Vulcan Cyber raises $4M round to fix the ‘vulnerability remediation gap’
Security vulnerabilities can pose a threat even if they’re detected in a timely manner by a company’s network protection team. That’s because in some cases, organizations lack the resources to properly fix every weakness before hackers pounce.
Vulcan Cyber Ltd. is working to address this issue, which it dubs the “vulnerability remediation gap.” The Tel Aviv-based startup today announced that its efforts have attracted a $4 million seed investment from YL Ventures and several other unnamed cybersecurity investors.
Vulcan has developed a vulnerability assessment platform designed to go a step further than other offerings in the same category. Besides identifying weaknesses in a company’s systems, the startup says that its software can also figure out how to fix them.
One of the core components of Vulcan’s technology is a threat prioritization engine.

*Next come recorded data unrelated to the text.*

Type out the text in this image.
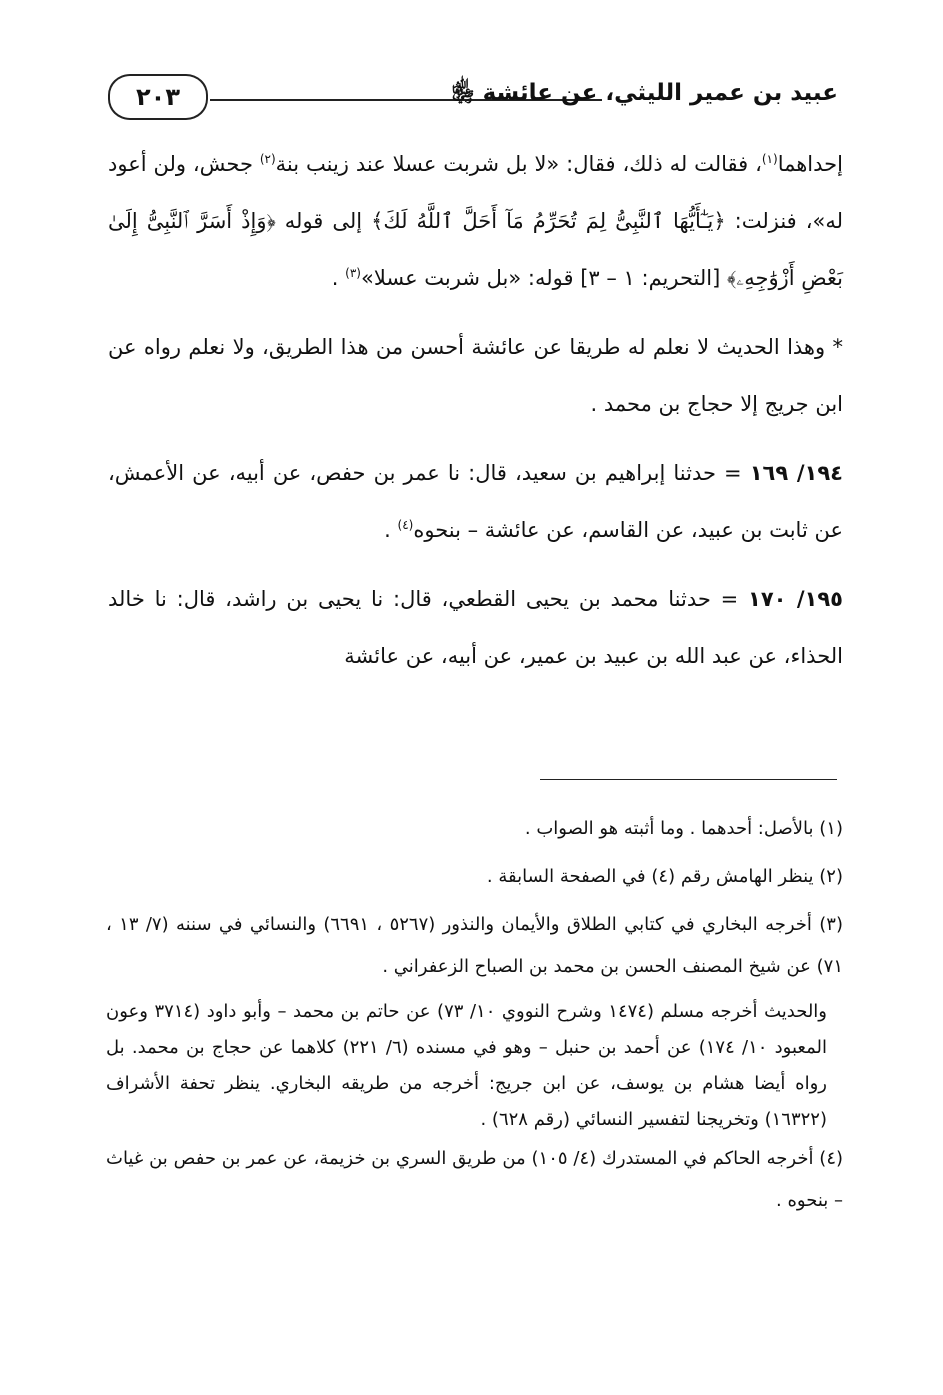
٢٠٣	عبيد بن عمير الليثي، عن عائشة ﵂

إحداهما$^{(١)}$، فقالت له ذلك، فقال: «لا بل شربت عسلا عند زينب بنة$^{(٢)}$ جحش، ولن أعود له»، فنزلت: ﴿يَـٰٓأَيُّهَا ٱلنَّبِىُّ لِمَ تُحَرِّمُ مَآ أَحَلَّ ٱللَّهُ لَكَ﴾ إلى قوله ﴿وَإِذْ أَسَرَّ ٱلنَّبِىُّ إِلَىٰ بَعْضِ أَزْوَٰجِهِۦ﴾ [التحريم: ١ – ٣] قوله: «بل شربت عسلا»$^{(٣)}$ .

* وهذا الحديث لا نعلم له طريقا عن عائشة أحسن من هذا الطريق، ولا نعلم رواه عن ابن جريج إلا حجاج بن محمد .

١٩٤/ ١٦٩ = حدثنا إبراهيم بن سعيد، قال: نا عمر بن حفص، عن أبيه، عن الأعمش، عن ثابت بن عبيد، عن القاسم، عن عائشة – بنحوه$^{(٤)}$ .

١٩٥/ ١٧٠ = حدثنا محمد بن يحيى القطعي، قال: نا يحيى بن راشد، قال: نا خالد الحذاء، عن عبد الله بن عبيد بن عمير، عن أبيه، عن عائشة

(١) بالأصل: أحدهما . وما أثبته هو الصواب .

(٢) ينظر الهامش رقم (٤) في الصفحة السابقة .

(٣) أخرجه البخاري في كتابي الطلاق والأيمان والنذور (٥٢٦٧ ، ٦٦٩١) والنسائي في سننه (٧/ ١٣ ، ٧١) عن شيخ المصنف الحسن بن محمد بن الصباح الزعفراني .

والحديث أخرجه مسلم (١٤٧٤ وشرح النووي ١٠/ ٧٣) عن حاتم بن محمد – وأبو داود (٣٧١٤ وعون المعبود ١٠/ ١٧٤) عن أحمد بن حنبل – وهو في مسنده (٦/ ٢٢١) كلاهما عن حجاج بن محمد. بل رواه أيضا هشام بن يوسف، عن ابن جريج: أخرجه من طريقه البخاري. ينظر تحفة الأشراف (١٦٣٢٢) وتخريجنا لتفسير النسائي (رقم ٦٢٨) .

(٤) أخرجه الحاكم في المستدرك (٤/ ١٠٥) من طريق السري بن خزيمة، عن عمر بن حفص بن غياث – بنحوه .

Other security tools prioritize vulnerabilities too, as a way of helping companies tackle the most important problems first, but the startup claims that it can catch issues the competition overlooks. The software puts seemingly low-severity vulnerabilities in the context of the assets they affect to determine if they have the potential to cause serious disruption.
After identifying a security issue, Vulcan’s platform creates a step-by-step remediation plan. Administrators can carry out the recommended actions using the integrations that the software provides with popular configuration management systems and other infrastructure tools. Lastly, once a fix has been applied, Vulcan’s platform double checks to see that the issue is indeed resolved.
There’s a seemingly big need for the kind of capabilities Vulcan offers. According to a forecast from Gartner Inc., 99 percent of the vulnerabilities exploited as part of cyberattacks through 2020 will be ones already known to enterprise security teams. But other research has indicated that it will take much more than just new software for companies to start addressing their security weaknesses more effectively.